What if threescore and ten be the term of his years?
Lo! thousands, or myriads, number thy span.
Why exult o'er yon orbs that in ether's wide sea
Around thee for ages their circuit have trod?
"They shine but with radiance borrow'd from Me!"
And thou but with radiance borrow'd from God!

Exult then, O Sun, in the pride of thy sway,
As from sleep springs a Giant elate in his might:
With power undisguised awe the regions of Day;
By the Moon, thy fair delegate, govern the Night.
Yet here, in this bosom, an inmate resides,
An ethereal spark, of flame purer than thine;
Illumined by Him, who o'er Nature presides,
Who bade me adore, and ordain'd thee to shine.

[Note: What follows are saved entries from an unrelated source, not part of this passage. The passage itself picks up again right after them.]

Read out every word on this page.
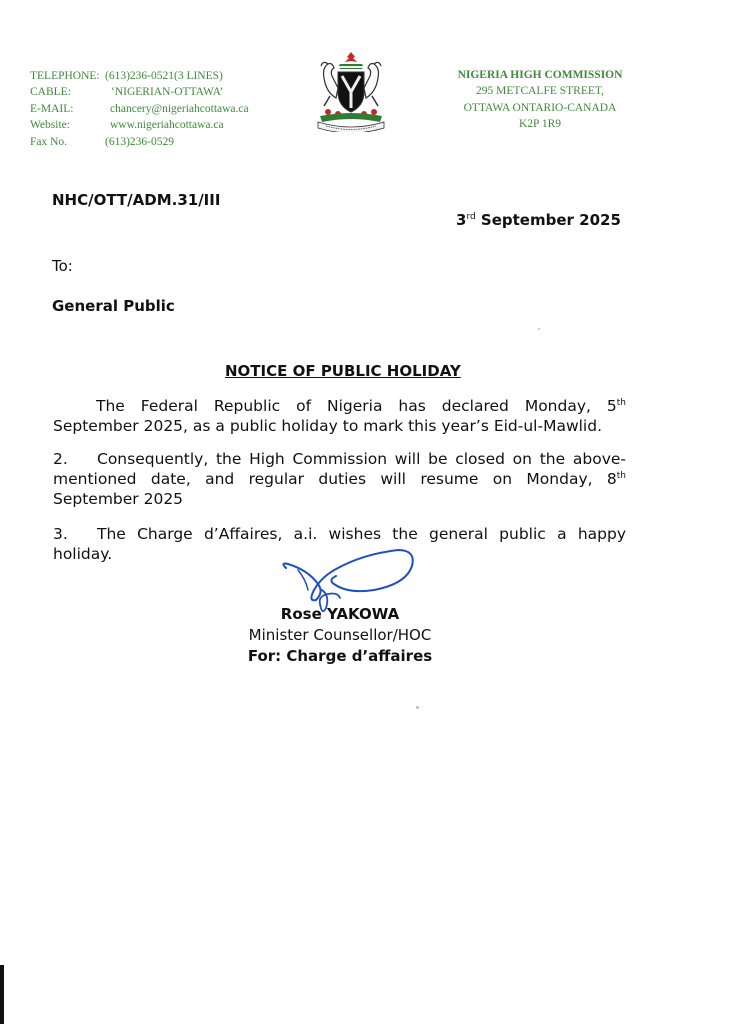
TELEPHONE: (613)236-0521(3 LINES)
CABLE:	‘NIGERIAN-OTTAWA’
E-MAIL:	chancery@nigeriahcottawa.ca
Website:	www.nigeriahcottawa.ca
Fax No.	(613)236-0529
NIGERIA HIGH COMMISSION
295 METCALFE STREET,
OTTAWA ONTARIO-CANADA
K2P 1R9
NHC/OTT/ADM.31/III
3rd September 2025
To:
General Public
NOTICE OF PUBLIC HOLIDAY
The Federal Republic of Nigeria has declared Monday, 5th September 2025, as a public holiday to mark this year’s Eid-ul-Mawlid.
2. Consequently, the High Commission will be closed on the above-mentioned date, and regular duties will resume on Monday, 8th September 2025
3. The Charge d’Affaires, a.i. wishes the general public a happy holiday.
Rose YAKOWA
Minister Counsellor/HOC
For: Charge d’affaires
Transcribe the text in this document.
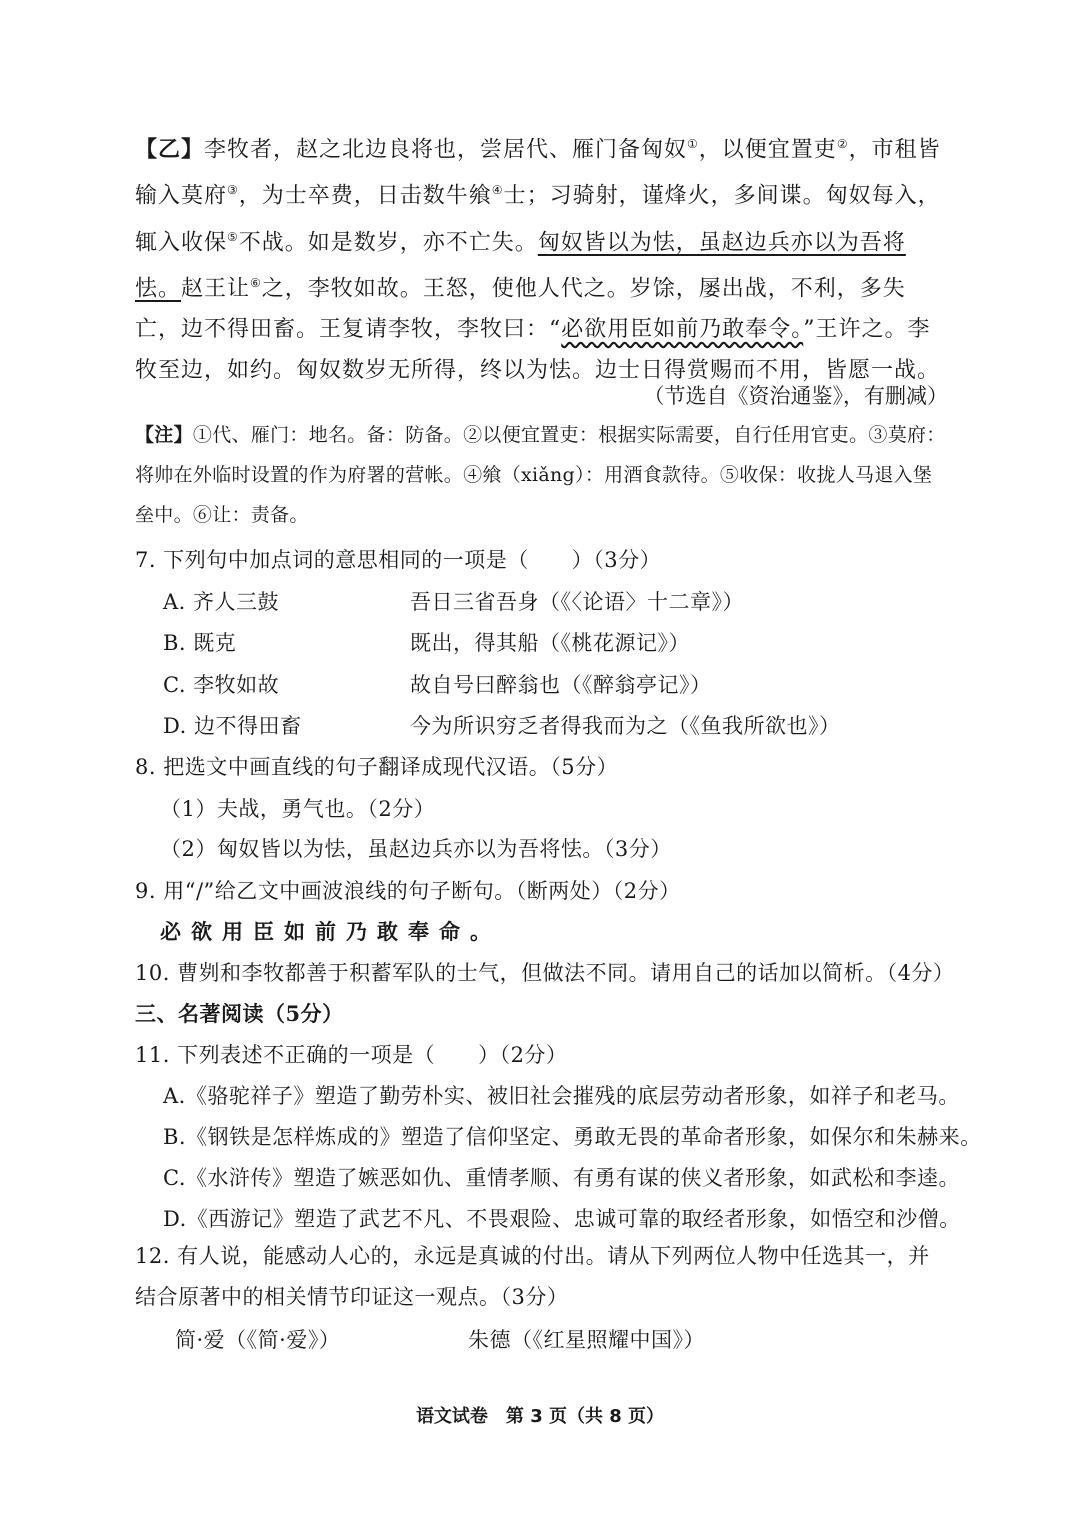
【乙】李牧者，赵之北边良将也，尝居代、雁门备匈奴①，以便宜置吏②，市租皆输入莫府③，为士卒费，日击数牛飨④士；习骑射，谨烽火，多间谍。匈奴每入，辄入收保⑤不战。如是数岁，亦不亡失。匈奴皆以为怯，虽赵边兵亦以为吾将怯。赵王让⑥之，李牧如故。王怒，使他人代之。岁馀，屡出战，不利，多失亡，边不得田畜。王复请李牧，李牧曰：“必欲用臣如前乃敢奉令。”王许之。李牧至边，如约。匈奴数岁无所得，终以为怯。边士日得赏赐而不用，皆愿一战。

（节选自《资治通鉴》，有删减）

【注】①代、雁门：地名。备：防备。②以便宜置吏：根据实际需要，自行任用官吏。③莫府：将帅在外临时设置的作为府署的营帐。④飨（xiǎng）：用酒食款待。⑤收保：收拢人马退入堡垒中。⑥让：责备。

7. 下列句中加点词的意思相同的一项是（　　）（3分）
A. 齐人三鼓	吾日三省吾身（《〈论语〉十二章》）
B. 既克	既出，得其船（《桃花源记》）
C. 李牧如故	故自号曰醉翁也（《醉翁亭记》）
D. 边不得田畜	今为所识穷乏者得我而为之（《鱼我所欲也》）
8. 把选文中画直线的句子翻译成现代汉语。（5分）
（1）夫战，勇气也。（2分）
（2）匈奴皆以为怯，虽赵边兵亦以为吾将怯。（3分）
9. 用“/”给乙文中画波浪线的句子断句。（断两处）（2分）
必欲用臣如前乃敢奉命。
10. 曹刿和李牧都善于积蓄军队的士气，但做法不同。请用自己的话加以简析。（4分）
三、名著阅读（5分）
11. 下列表述不正确的一项是（　　）（2分）
A.《骆驼祥子》塑造了勤劳朴实、被旧社会摧残的底层劳动者形象，如祥子和老马。
B.《钢铁是怎样炼成的》塑造了信仰坚定、勇敢无畏的革命者形象，如保尔和朱赫来。
C.《水浒传》塑造了嫉恶如仇、重情孝顺、有勇有谋的侠义者形象，如武松和李逵。
D.《西游记》塑造了武艺不凡、不畏艰险、忠诚可靠的取经者形象，如悟空和沙僧。

12. 有人说，能感动人心的，永远是真诚的付出。请从下列两位人物中任选其一，并结合原著中的相关情节印证这一观点。（3分）

简·爱（《简·爱》）	朱德（《红星照耀中国》）
语文试卷　第 3 页（共 8 页）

When the Soul, all extinct her ethereal fire,
In Guilt's murky labyrinth lay down to die;
The Saviour beheld her, and, quenching his ire
In Mercy's bright fountain, He stoop'd from the sky.
On Golgotha bleeding,———thou sawst it aghast,—
Thou sawst it, and horror o'erclouded thy face,——
On Golgotha bleeding, He pardon'd the past;
And shower'd on her darkness the splendours of Grace.

Alas! If, absorb'd in pollutions of clay,
Beams of love shed from Heaven profanely she spurn;
How blest, could she fade with thy perishing ray,
And with thy sinking orb into Nothing return!
But how blest if, my Saviour, renew'd by Thy light,
She springs at Thy call from defilement below,
With Seraphs for ever, while suns set in night,
For ever, for ever and ever, to glow!